Bellissimo — known for founding the wing phenomenon with her husband Frank at

their Buffalo restaurant — to roll over in her upstate New York grave, in every

respect these drumsticks are superior to chicken wings. They had a crispy

exterior accented by a savory dry rub, plus a juicy interior. Their coup de

grace is the bare bone sticking out, which provides a non-messy means to

hold them. Combined with the dry rub, my beard and fingers remained pleasantly

free of sticky sauce and so I didn’t have to use a small forest of napkins to

make myself decent afterwards. They have a number of sauce options. I opted for

the house-made ranch and aioli, neither of which disappointed. The

cauliflower’s crunchy exterior was glazed in spicy sauce, providing a tasty and

healthy appetizer. All around the food was great and the menu provided good

options for carnivores and herbivores. 

As the name

may imply, the founders of Arizona Wilderness are both outdoor enthusiasts with

a deep reverence for Arizona’s natural spaces and the nonprofits, such as the

Nature Conservancy, which help protect them.
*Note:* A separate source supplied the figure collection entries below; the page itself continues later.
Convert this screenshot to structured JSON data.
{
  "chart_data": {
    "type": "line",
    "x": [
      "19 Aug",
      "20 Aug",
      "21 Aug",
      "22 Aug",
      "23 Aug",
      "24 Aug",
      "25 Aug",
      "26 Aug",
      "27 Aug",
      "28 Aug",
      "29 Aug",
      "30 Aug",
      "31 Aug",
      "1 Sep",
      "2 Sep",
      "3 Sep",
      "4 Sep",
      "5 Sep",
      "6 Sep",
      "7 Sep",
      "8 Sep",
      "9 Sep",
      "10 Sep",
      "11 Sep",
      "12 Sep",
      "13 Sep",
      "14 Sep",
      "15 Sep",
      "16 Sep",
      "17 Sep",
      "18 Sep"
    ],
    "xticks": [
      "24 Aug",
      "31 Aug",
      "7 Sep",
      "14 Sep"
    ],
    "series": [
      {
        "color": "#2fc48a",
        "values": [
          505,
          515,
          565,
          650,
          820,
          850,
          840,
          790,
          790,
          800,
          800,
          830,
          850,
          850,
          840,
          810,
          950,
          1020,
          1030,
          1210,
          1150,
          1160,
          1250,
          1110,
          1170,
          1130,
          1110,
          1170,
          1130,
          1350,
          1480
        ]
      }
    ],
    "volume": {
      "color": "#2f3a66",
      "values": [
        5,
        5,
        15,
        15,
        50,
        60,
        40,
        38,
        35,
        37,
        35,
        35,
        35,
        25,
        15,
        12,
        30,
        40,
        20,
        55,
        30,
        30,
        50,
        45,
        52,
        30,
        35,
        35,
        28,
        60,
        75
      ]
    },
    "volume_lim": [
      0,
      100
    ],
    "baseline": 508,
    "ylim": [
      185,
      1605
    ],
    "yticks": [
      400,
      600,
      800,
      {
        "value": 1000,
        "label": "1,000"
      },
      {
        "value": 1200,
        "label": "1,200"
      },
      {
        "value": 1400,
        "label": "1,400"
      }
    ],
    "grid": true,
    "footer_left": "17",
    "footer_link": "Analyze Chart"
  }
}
Throughout the restaurant you’ll

find plaques informing you about the sustainable practices of their partners

and reminding you of the interconnected nature of desert life.

For instance,

there is Sinagua Malt, a benefit corporation that works with farmers along the

Verde River to plant crops, such as barley, that use less water but are still

in high demand. It saves two birds with one stone, allowing farmers to keep

growing while letting more water flow through this vital riparian zone, which

sustains native fish and hosts of other animals, everything from yellow-billed

cuckoos to lowland leopard frogs.

Though every

company these days talks the talk on sustainability, founders Jonathan Buford

and Patrick Ware seem to walk the walk. Not only is it evident in the many

pictures of the two amply-bearded men hiking through wilderness areas covered

in red mud and big smiles, but also in the writings of Buford. He waxes poetic

as only a brewer can about how in the summer, “leaves beg the sun for its

powerful energy,” but by fall they, “abide by the rules of nature by creating

sugars for the roots.”

When you can’t make the drive to the real wilderness, drinking and

eating in the Arizona Wilderness DTPHX can be the next best thing.